Leading environmental group names new CEO

By Katy Anderson

One of Canada’s most respected environmental groups, the David Suzuki Foundation, announced a new CEO early September.

Current Mountain Equipment Co-op CEO Peter Robinson will begin the position Jan. 1. Robinson will stay at MEC until then to finish up his current projects.

“I’ve done seven and a half years of the co-op and had come to the recognition that all of the goals that I had set for myself were on their way to being fulfilled,” said Robinson. “I had set myself a fairly rigorous agenda of things I wanted to do while I was here. As I started to see those fall into place I thought I should look for a challenge that would get me a little closer to what I think are the big issues of our time.”

Robinson explained he thought the big issues of our time are the environment and human security, and how these two inter-relate.

“People would have to be living under rocks for the last little while not to understand that the environment is at a particular juncture of everything from climate change to resource extraction and development,” he said. “All of the big impacts we’re having are suddenly much more apparent to people. I don’t think there’s any doubt the environment is an area that, collectively, we as a species need to address.

Robinson explained human security issues are less apparent, but should be looked at in relation to the environment.

“In areas where human security is low you actually get increased environmental degradation,” said Robinson. “Where there are areas of conflict, or where there might be weak governments, the rule of law doesn’t exist. You can actually draw strong correlations between the two. Environment affects people obviously and then people with low security impact the environment. Both issues have to be addressed.”

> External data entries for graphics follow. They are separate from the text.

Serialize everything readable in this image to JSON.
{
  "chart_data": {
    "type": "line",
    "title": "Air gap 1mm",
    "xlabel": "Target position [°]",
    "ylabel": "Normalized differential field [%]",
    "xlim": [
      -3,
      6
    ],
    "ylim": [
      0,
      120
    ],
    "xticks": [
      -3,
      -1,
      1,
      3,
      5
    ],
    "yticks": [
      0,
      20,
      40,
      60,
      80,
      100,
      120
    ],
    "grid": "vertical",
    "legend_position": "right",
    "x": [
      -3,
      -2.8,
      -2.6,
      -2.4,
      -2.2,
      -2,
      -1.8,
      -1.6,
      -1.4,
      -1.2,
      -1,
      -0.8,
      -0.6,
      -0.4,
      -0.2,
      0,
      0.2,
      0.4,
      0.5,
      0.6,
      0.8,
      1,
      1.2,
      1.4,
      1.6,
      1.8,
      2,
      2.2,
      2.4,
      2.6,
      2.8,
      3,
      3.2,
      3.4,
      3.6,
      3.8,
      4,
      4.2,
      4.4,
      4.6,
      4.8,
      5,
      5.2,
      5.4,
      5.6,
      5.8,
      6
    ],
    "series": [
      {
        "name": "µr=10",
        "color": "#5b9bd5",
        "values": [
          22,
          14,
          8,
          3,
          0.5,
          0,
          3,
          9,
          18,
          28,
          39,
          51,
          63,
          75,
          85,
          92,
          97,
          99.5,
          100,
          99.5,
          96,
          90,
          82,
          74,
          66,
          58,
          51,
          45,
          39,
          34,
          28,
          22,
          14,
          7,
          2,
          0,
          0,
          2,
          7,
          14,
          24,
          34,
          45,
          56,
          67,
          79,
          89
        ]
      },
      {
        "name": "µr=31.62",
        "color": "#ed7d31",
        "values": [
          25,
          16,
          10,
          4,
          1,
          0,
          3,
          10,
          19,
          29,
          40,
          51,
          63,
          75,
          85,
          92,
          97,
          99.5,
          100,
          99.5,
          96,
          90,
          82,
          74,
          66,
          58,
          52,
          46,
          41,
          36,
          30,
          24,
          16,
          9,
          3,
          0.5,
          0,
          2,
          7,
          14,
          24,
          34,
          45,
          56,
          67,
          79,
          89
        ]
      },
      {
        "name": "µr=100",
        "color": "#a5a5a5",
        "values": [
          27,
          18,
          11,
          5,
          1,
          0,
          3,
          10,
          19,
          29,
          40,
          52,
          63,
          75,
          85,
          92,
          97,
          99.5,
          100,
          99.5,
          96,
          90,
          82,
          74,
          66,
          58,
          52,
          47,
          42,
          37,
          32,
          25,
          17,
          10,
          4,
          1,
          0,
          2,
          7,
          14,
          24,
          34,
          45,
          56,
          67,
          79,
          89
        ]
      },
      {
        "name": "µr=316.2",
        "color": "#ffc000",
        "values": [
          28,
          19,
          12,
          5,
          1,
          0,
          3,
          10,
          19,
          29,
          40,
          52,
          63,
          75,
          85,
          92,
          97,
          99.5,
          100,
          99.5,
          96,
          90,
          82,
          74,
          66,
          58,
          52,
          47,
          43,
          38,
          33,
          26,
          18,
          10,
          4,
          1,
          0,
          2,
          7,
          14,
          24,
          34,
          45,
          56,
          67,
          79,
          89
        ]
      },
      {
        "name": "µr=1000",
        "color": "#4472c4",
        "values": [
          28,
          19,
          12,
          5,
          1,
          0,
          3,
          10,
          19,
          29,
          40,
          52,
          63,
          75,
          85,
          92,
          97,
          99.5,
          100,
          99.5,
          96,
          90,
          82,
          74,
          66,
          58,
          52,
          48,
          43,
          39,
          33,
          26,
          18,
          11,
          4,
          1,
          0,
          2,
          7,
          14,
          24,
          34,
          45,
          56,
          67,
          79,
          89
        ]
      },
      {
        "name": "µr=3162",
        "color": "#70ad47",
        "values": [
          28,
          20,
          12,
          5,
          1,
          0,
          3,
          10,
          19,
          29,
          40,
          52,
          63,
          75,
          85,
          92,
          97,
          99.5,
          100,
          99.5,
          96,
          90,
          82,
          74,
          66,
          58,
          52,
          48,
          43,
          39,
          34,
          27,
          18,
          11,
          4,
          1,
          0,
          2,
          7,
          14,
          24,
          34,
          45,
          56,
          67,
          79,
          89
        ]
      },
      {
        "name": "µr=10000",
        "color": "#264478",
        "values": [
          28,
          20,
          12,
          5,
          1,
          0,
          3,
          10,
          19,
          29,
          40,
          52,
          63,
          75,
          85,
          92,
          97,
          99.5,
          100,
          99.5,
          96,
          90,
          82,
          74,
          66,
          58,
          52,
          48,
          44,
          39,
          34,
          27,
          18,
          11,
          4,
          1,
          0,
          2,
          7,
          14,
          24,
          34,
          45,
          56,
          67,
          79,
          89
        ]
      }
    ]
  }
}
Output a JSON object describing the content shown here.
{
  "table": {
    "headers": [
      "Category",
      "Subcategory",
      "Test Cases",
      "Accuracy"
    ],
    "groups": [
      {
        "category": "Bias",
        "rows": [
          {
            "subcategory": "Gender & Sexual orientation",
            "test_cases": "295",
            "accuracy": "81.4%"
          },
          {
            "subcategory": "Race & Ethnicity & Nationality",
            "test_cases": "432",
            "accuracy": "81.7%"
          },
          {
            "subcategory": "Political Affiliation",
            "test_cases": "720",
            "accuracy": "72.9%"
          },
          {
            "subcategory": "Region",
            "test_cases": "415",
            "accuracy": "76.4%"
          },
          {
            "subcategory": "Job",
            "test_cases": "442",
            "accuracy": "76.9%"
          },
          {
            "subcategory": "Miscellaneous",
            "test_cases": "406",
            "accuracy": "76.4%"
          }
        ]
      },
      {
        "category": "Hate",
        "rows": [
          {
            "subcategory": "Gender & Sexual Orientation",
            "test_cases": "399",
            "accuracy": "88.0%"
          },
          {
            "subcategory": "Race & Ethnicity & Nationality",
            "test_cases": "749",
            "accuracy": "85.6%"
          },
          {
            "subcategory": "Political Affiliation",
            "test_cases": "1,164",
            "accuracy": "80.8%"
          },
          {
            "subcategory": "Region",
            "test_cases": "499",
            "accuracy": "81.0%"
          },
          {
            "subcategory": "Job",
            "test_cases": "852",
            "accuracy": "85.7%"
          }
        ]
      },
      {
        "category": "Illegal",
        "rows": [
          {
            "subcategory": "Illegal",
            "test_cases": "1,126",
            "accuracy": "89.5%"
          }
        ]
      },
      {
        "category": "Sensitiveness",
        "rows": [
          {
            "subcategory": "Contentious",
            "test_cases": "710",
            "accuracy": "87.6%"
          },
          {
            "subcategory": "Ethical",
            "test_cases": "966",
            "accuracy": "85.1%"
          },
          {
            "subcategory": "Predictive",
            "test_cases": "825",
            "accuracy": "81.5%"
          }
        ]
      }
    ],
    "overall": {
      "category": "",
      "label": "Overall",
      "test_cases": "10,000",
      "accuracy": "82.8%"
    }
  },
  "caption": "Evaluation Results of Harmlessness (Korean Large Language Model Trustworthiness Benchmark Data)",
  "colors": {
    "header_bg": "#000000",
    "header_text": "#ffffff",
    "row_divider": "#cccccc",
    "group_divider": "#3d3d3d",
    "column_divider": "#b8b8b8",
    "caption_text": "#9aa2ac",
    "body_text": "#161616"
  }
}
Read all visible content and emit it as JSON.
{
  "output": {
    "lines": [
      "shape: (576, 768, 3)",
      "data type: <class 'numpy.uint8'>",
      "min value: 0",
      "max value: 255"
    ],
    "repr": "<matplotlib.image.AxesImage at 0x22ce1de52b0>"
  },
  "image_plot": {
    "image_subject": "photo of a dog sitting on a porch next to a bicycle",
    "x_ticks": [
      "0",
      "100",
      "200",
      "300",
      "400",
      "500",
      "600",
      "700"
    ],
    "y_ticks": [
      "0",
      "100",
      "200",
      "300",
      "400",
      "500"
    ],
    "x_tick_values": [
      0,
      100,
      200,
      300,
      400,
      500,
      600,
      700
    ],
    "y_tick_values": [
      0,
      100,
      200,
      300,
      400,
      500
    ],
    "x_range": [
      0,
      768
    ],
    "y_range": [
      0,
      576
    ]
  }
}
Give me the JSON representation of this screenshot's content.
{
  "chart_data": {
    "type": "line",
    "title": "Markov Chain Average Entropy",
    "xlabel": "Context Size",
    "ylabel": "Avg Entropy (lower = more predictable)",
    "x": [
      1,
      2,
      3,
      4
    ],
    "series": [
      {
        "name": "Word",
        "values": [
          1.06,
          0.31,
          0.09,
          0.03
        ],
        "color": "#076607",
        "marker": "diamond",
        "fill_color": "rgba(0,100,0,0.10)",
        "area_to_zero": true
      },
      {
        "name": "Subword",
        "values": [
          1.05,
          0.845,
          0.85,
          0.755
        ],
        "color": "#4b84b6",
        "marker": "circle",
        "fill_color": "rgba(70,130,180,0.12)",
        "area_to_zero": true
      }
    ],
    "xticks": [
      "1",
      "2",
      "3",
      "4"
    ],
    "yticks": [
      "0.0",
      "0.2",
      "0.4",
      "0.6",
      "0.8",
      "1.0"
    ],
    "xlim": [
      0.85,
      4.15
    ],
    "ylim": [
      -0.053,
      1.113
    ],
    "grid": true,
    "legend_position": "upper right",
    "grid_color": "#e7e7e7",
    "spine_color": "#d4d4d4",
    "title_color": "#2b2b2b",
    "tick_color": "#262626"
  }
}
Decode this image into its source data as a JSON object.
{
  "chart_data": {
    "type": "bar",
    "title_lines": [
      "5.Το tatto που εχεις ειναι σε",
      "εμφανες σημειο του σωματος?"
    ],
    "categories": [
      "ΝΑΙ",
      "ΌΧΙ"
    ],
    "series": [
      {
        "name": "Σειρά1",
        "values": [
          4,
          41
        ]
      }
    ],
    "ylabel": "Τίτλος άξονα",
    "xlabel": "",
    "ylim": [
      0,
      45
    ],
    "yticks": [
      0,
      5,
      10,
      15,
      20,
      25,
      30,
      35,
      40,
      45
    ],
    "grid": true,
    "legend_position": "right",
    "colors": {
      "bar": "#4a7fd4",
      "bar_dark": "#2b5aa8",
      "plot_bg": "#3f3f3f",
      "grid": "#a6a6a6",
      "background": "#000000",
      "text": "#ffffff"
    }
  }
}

As well as MEC, Robinson’s previous jobs include a 12-year stint as a park ranger in B.C., CEO of a crown corporation and work with the Red Cross–both domestically and internationally–on human security and environmental issues. Robinson also has a varied educational background including a diploma in fish and wildlife management, an undergraduate degree in geography, a post-baccalaureate diploma in community economic development and a masters degree in conflict analysis.

Robinson stated he hopes his diverse background will be a benefit to the foundation.

“I’m not a scientist,” said Robinson. “My role, essentially, will be to ensure that the foundations message is listened to, that it is coherent, that it is understandable to a broad range of Canadians and that people can act on the information that the foundation provides.”

Robinson noted it was still too early to have specific ideas about where he wants to take the organization.

“I’d like to spend some time with the folks there [first],” he said. “Certainly I am aware of their major messages around their desire to be a trusted and reputable organization as it relates to science and environment and that’s really what I want to continue to help develop.”